La Islandia que se esconde más allá
La península de Snaefellsnes, dominada por el mítico volcán Snæfellsjökull y al que Julio Verne hizo famoso en su novela "Viaje al centro de la tierra", es un lugar fascinante donde podremos encontrar poblaciones encantadoras como Arnarstapi, caracterizada por su rocosa costa de lava o montañas basálticas tan fotogénicas como la icónica Kirkjufell. Además, podrás degustar la curiosa gastronomía islandesa probando el
hakarl, que no es más que carne de tiburón groenlandés fermentada al aire libre. Eso sí, ¡su sabor solo es apto para los más atrevidos!
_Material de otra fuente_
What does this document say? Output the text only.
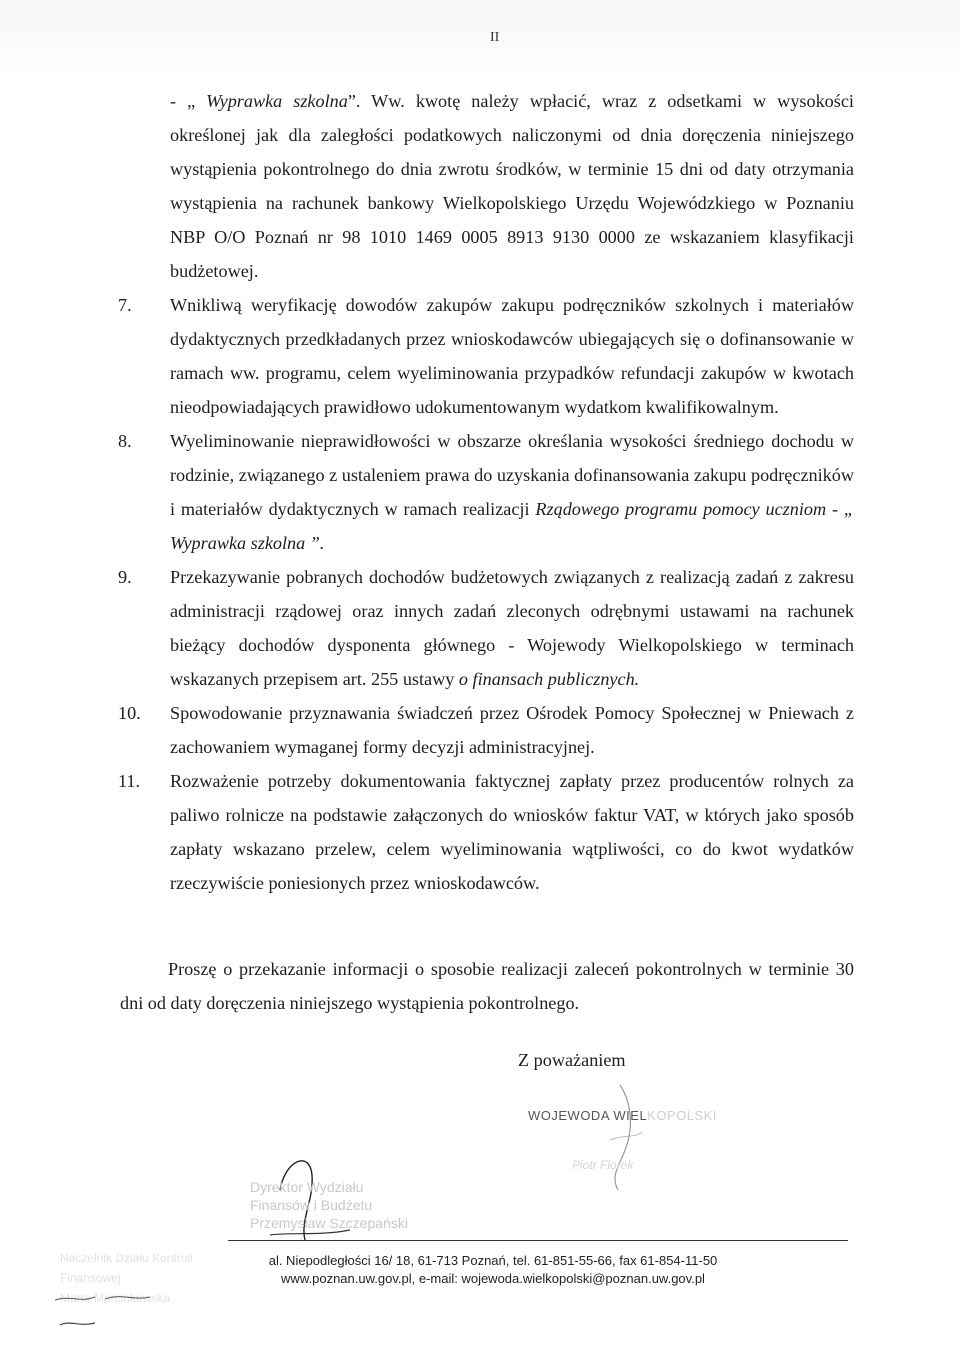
II

- „ Wyprawka szkolna”. Ww. kwotę należy wpłacić, wraz z odsetkami w wysokości określonej jak dla zaległości podatkowych naliczonymi od dnia doręczenia niniejszego wystąpienia pokontrolnego do dnia zwrotu środków, w terminie 15 dni od daty otrzymania wystąpienia na rachunek bankowy Wielkopolskiego Urzędu Wojewódzkiego w Poznaniu NBP O/O Poznań nr 98 1010 1469 0005 8913 9130 0000 ze wskazaniem klasyfikacji budżetowej.

7. Wnikliwą weryfikację dowodów zakupów zakupu podręczników szkolnych i materiałów dydaktycznych przedkładanych przez wnioskodawców ubiegających się o dofinansowanie w ramach ww. programu, celem wyeliminowania przypadków refundacji zakupów w kwotach nieodpowiadających prawidłowo udokumentowanym wydatkom kwalifikowalnym.

8. Wyeliminowanie nieprawidłowości w obszarze określania wysokości średniego dochodu w rodzinie, związanego z ustaleniem prawa do uzyskania dofinansowania zakupu podręczników i materiałów dydaktycznych w ramach realizacji Rządowego programu pomocy uczniom - „ Wyprawka szkolna ”.

9. Przekazywanie pobranych dochodów budżetowych związanych z realizacją zadań z zakresu administracji rządowej oraz innych zadań zleconych odrębnymi ustawami na rachunek bieżący dochodów dysponenta głównego - Wojewody Wielkopolskiego w terminach wskazanych przepisem art. 255 ustawy o finansach publicznych.

10. Spowodowanie przyznawania świadczeń przez Ośrodek Pomocy Społecznej w Pniewach z zachowaniem wymaganej formy decyzji administracyjnej.

11. Rozważenie potrzeby dokumentowania faktycznej zapłaty przez producentów rolnych za paliwo rolnicze na podstawie załączonych do wniosków faktur VAT, w których jako sposób zapłaty wskazano przelew, celem wyeliminowania wątpliwości, co do kwot wydatków rzeczywiście poniesionych przez wnioskodawców.

Proszę o przekazanie informacji o sposobie realizacji zaleceń pokontrolnych w terminie 30 dni od daty doręczenia niniejszego wystąpienia pokontrolnego.

Z poważaniem
WOJEWODA WIELKOPOLSKI
Piotr Florek
Dyrektor Wydziału
Finansów i Budżetu
Przemysław Szczepański
Naczelnik Działu Kontroli
Finansowej
Marta Marcinkowska
al. Niepodległości 16/ 18, 61-713 Poznań, tel. 61-851-55-66, fax 61-854-11-50
www.poznan.uw.gov.pl, e-mail: wojewoda.wielkopolski@poznan.uw.gov.pl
Acantilados de la costa oeste de la península de Snaefellsnes, Islandia
Otro de los rincones que en ocasiones pasa desapercibido para muchos de los viajeros que visitan Islandia es la zona de
los fiordos del oeste. Es uno de los lugares más espectaculares de la isla, con sus acantilados plagados de avifauna en verano, sus carreteras escarpadas y su aire de fin del mundo. ¡Un rincón increíble!
Aquí acuden los
frailecillos cada año para reproducirse, especialmente a los acantilados de Latrabjarg, lo que atrae a aficionados al
birdwatching de todas partes del planeta. Los
zorros polares también encuentran aquí su hábitat, especialmente en la zona más salvaje de los fiordos, la maravillosa
península de Hornstrandir, convertida en reserva natural. Y, si te animas a adentrarte en esta región, descubrirás lugares tan maravillosos como las cascadas Dynjandi y llegarás a poblaciones tan bonitas como Isafjordur o el pueblo eminentemente pesquero de Bolungarvik, enclavado en una bahía espectacular.

Una colonia de frailecillos en su hábitat natural. Vestmannaeyjar, Islandia.